Existing-home sales decline in February
After three consecutive months of existing-home sales increases, the National Association of Realtors reported a 9.6% drop in completed transactions for February.
The NAR’s existing-home sales figure fell to a seasonally adjusted annual rate of 4.88 million, compared to 5.40 million in January. The February pace is 2.8% below the February 2010 pace of 5.03 million.
“Housing affordability conditions have been at record levels and the economy has been improving, but home sales are being constrained by the twin problems of unnecessarily tight credit, and a measurable level of contract cancellations from some appraisals not supporting prices negotiated between buyers and sellers,” said Lawrence Yun, NAR chief economist. “This tug and pull is causing a gradual but uneven recovery. Existing-home sales remain 26.4% above the cyclical low last July.”
The NAR also reported that the national median existing-home price for all housing types was $156,100 in February, down 5.2% from February 2010.
Australian home builder entering U.S. market
Backed by Japanese conglomerate Sumitomo Forestry Group, one of Australia’s largest home builders, Henley, has announced its intention to enter the U.S. market. Henley/Sumitomo began purchasing land in the Seattle area in advance of construction this summer.
Backed by more than $100 million in investment, the company owns property in King, Pierce and Sammamish Counties and continues to aggressively acquire land throughout the Puget Sound region. Henley/Sumitomo plans initial construction of 500 homes in 2011/2012 within the region. Seattle’s low unemployment rate, large population of highly paid workers and presence of major companies made it an attractive target for the international builder, according to the announcement.
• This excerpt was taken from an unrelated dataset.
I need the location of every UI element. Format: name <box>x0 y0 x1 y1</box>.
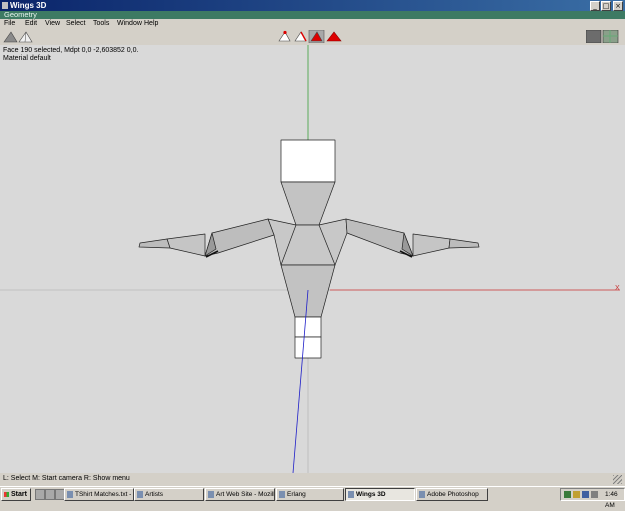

Henley/Sumitomo has home-building operations in Asia. Construction in Washington State marks its first activity in the U.S. market. The group has taken over the existing Sumitomo operations of Bennett Homes, an established Seattle home-building company.
"Seattle is the ideal place for a U.S. market entry. The region is projected to grow by half a million people over the next 10 years, and our global experience will give us an edge over local home builders competing to build new homes," said Henley managing director Peter Hayes. "Washington State weathered the housing collapse better than other major U.S. cities, and Henley is making a bet the region is poised for recovery. Our business model is based on innovative design and upgraded inclusions with efficiencies gained from the Japanese and Australian operations, enabling highly competitive pricing to the home buyer."
Cedar Creek to buy Epperson Lumber
Oklahoma City-based distributor Cedar Creek will purchase distribution company Epperson Lumber of Statesville, N.C.
The two companies signed a "letter of intent" for the deal, expected to close in about 60 days.
Located near Charlotte, N.C., Epperson Lumber’s sales coverage area ranges East along the coast of the Carolinas; South to Charleston, S.C.; North to Richmond, Va.; and West to Knoxville, Tenn.
Bill Adams, CEO of Cedar Creek, said, “This acquisition underscores our commitment to growing the footprint of Cedar Creek and opening new markets. We view this as a great opportunity to increase our presence outside of our traditional mid-South markets and enter what’s forecasted to be one of the best growth areas in the country.”
Cedar Creek is a wholesale building material distribution company with 11 locations covering 12 states in the mid-South and Midwest. In May 2010, it was recapitalized by Boston-based Charlesbank Capital Partners, with the goal of providing flexible capital for the company to grow beyond its current trade areas.